Internment camp survivor relives past, hopes history won't repeat itself | The Human Race

Mitsue Salador was an 18-year-old freshman studying nursing at Linfield College in McMinnville, Oregon, when President Franklin Delano Roosevelt signed an Executive Order forcing more than 100,000 Japanese Americans, many of them U.S. citizens, into internment camps.

Salador said the government restricted travel so she couldn't go home to her family. She was housed in an assembly center in Portland, Oregon, while her family was in Pinedale, California.

"The place was surrounded by barbed wire and they had towers in which soldiers were stationed. We had an army blanket with ticking and straw in it to lie on," she said.

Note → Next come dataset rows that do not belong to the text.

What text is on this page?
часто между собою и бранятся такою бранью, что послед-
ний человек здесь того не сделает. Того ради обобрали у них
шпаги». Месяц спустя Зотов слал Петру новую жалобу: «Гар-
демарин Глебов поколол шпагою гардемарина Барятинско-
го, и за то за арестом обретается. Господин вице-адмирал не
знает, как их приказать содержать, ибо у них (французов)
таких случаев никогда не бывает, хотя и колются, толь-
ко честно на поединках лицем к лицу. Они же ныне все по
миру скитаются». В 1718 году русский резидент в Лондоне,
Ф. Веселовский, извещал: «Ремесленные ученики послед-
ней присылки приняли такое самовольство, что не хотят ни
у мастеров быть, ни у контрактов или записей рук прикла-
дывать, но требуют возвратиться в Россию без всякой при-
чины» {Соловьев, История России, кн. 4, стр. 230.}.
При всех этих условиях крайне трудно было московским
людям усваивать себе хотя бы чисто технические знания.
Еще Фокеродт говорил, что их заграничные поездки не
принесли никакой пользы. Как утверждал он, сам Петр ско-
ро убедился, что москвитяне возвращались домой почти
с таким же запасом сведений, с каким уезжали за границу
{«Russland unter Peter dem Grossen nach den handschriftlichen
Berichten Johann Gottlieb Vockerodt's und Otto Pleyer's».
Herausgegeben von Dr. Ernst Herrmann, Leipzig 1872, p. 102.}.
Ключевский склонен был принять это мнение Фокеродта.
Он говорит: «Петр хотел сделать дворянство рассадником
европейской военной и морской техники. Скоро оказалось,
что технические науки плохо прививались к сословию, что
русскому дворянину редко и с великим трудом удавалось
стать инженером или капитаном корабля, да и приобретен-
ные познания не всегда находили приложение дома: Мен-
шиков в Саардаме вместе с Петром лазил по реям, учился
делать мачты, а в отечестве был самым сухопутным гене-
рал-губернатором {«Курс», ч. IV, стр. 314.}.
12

She and her family were freed after several months as long as they moved away from the western defense command. Seventy-five years later, Salador, now 93, looked back.

"As a group of people, my family knew. They felt like it was a terrible thing, but if the government said we have to, we’ll just go along. We won't make trouble," she said.

The Civil Liberties Law passed decades later, offered her and other Japanese Americans a formal apology and compensation. However, Salador said President Trump's move to ban the entry of citizens from seven countries brought up bad memories. She hopes history doesn’t repeat itself. Her daughter Deborah Smith said her mom didn't speak about her past for fifty years.

"It’s with great pride to watch her speak about something that wasn't easy to get through," said Smith.

The American flag hung outside Salador's West Islip home is a symbol of her pride. She hopes politics won't get in the way of people living their lives.

"People should learn to know each other rather than making a judgment about a whole group of people," she said.